Figure 3 shows a partial workflow of jobs in the transaction tracing application. Figure 4 shows the transaction trace in a tenant application, deduced by the spark application. Packet streams arrive in chunks, encapsulated in the PCAP format. Individual flows are extracted from packet streams and grouped into sliding windows, i.e., DStreams. Within a given time window, HTTP requests and corresponding responses are extracted by comparing the standard five tuple (src_ip, src_port, dest_ip, dest_port, protocol), forming the next DStream, which is then shipped off to the rest of the processing chain that implements the nesting algorithm (not shown in figure). We stored the output of the transaction tracing application into a time series data store (InfluxDB).

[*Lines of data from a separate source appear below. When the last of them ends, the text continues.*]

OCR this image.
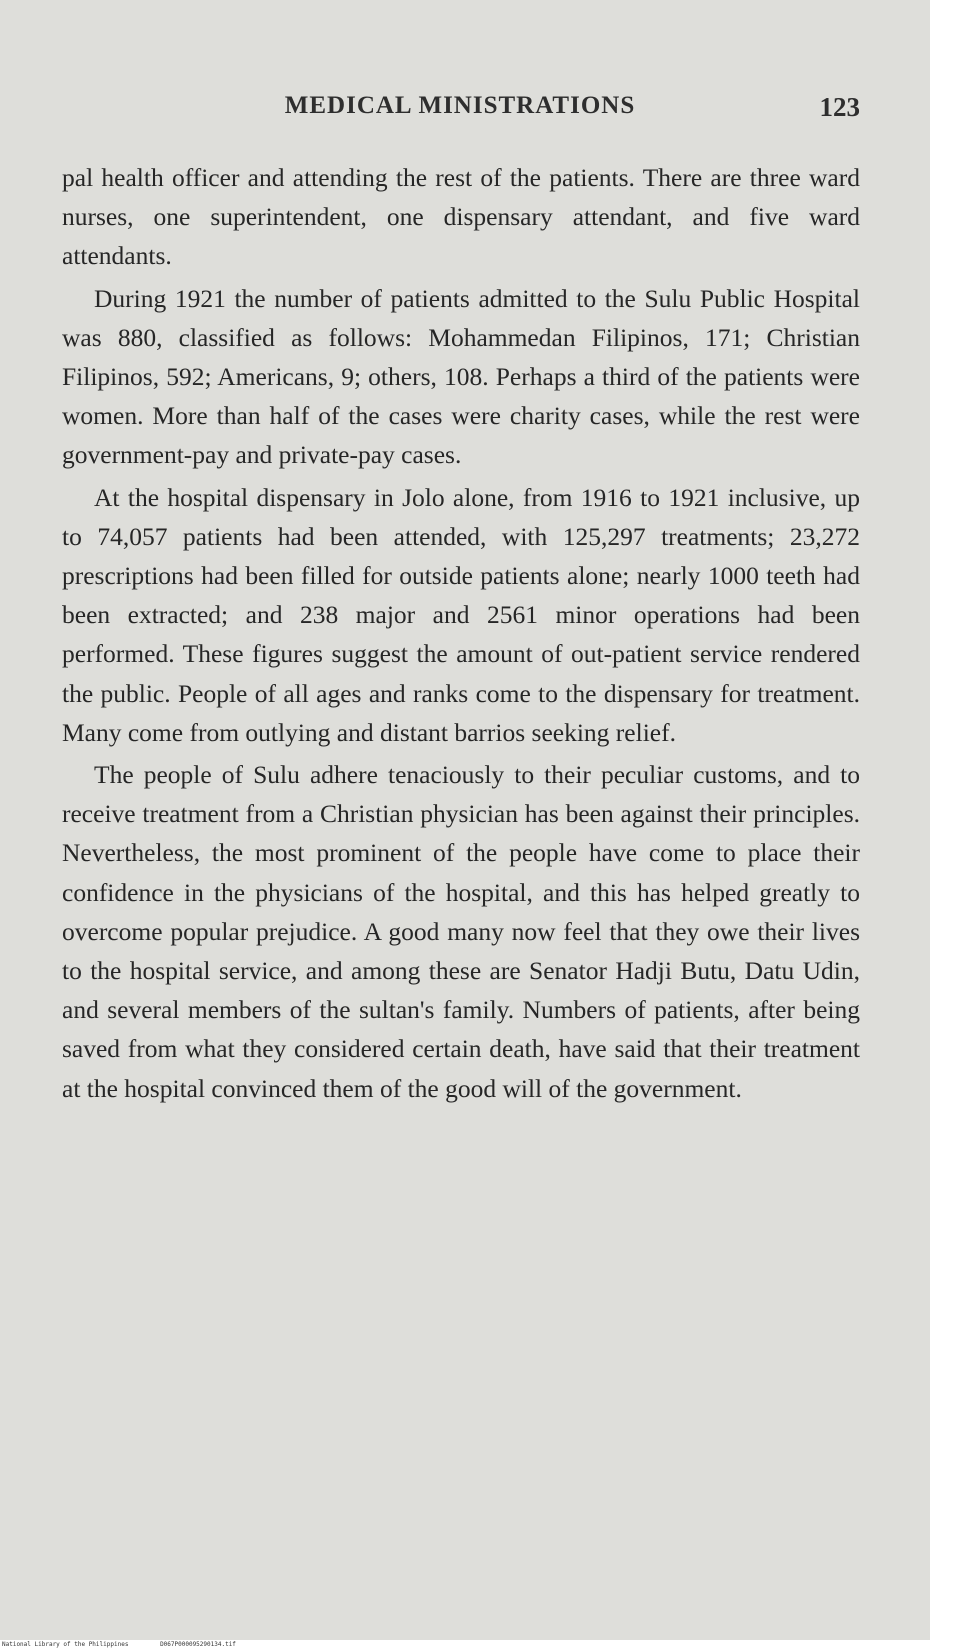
MEDICAL MINISTRATIONS	123

pal health officer and attending the rest of the patients. There are three ward nurses, one superintendent, one dispensary attendant, and five ward attendants.

During 1921 the number of patients admitted to the Sulu Public Hospital was 880, classified as follows: Mohammedan Filipinos, 171; Christian Filipinos, 592; Americans, 9; others, 108. Perhaps a third of the patients were women. More than half of the cases were charity cases, while the rest were government-pay and private-pay cases.

At the hospital dispensary in Jolo alone, from 1916 to 1921 inclusive, up to 74,057 patients had been attended, with 125,297 treatments; 23,272 prescriptions had been filled for outside patients alone; nearly 1000 teeth had been extracted; and 238 major and 2561 minor operations had been performed. These figures suggest the amount of out-patient service rendered the public. People of all ages and ranks come to the dispensary for treatment. Many come from outlying and distant barrios seeking relief.

The people of Sulu adhere tenaciously to their peculiar customs, and to receive treatment from a Christian physician has been against their principles. Nevertheless, the most prominent of the people have come to place their confidence in the physicians of the hospital, and this has helped greatly to overcome popular prejudice. A good many now feel that they owe their lives to the hospital service, and among these are Senator Hadji Butu, Datu Udin, and several members of the sultan's family. Numbers of patients, after being saved from what they considered certain death, have said that their treatment at the hospital convinced them of the good will of the government.

National Library of the Philippines	D067P000095290134.tif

The second spark application is a standard batch analytics application that generates a service call graphs as well as call latency statistics during a given time window. The application is submitted as a standard batch job to the spark job server. As illustrated in Figure 5, the batch analytics application pulls individual transaction traces out of InfluxDB and transforms them into a list of <vertex,edge> pairs, per transaction trace. The lists are then aggregated to form two RDDs, one containing a list of vertices and another, a list of edges. The vertices list is further de-duplicated based on the vertex name. Finally, the application’s call graph is computed in the form of a directed graph, along with statistics about the latencies on each edge in the graph. This graph is an instance of the application’s time-evolving graph, representing its state for a given time period. Figures 6 and 7 show the call graph and latency statistics of a tenant application, as output by the batch analytics job.
The Spark platform has enabled us to build different types of analytics applications such as batch processing, streaming and graph processing using a single unified big data platform. Our next step is to investigate the scalability aspects of our system such as ingesting data at line rate and dealing with thousands of tenant application traces simultaneously. We will continue to report on our progress along this front.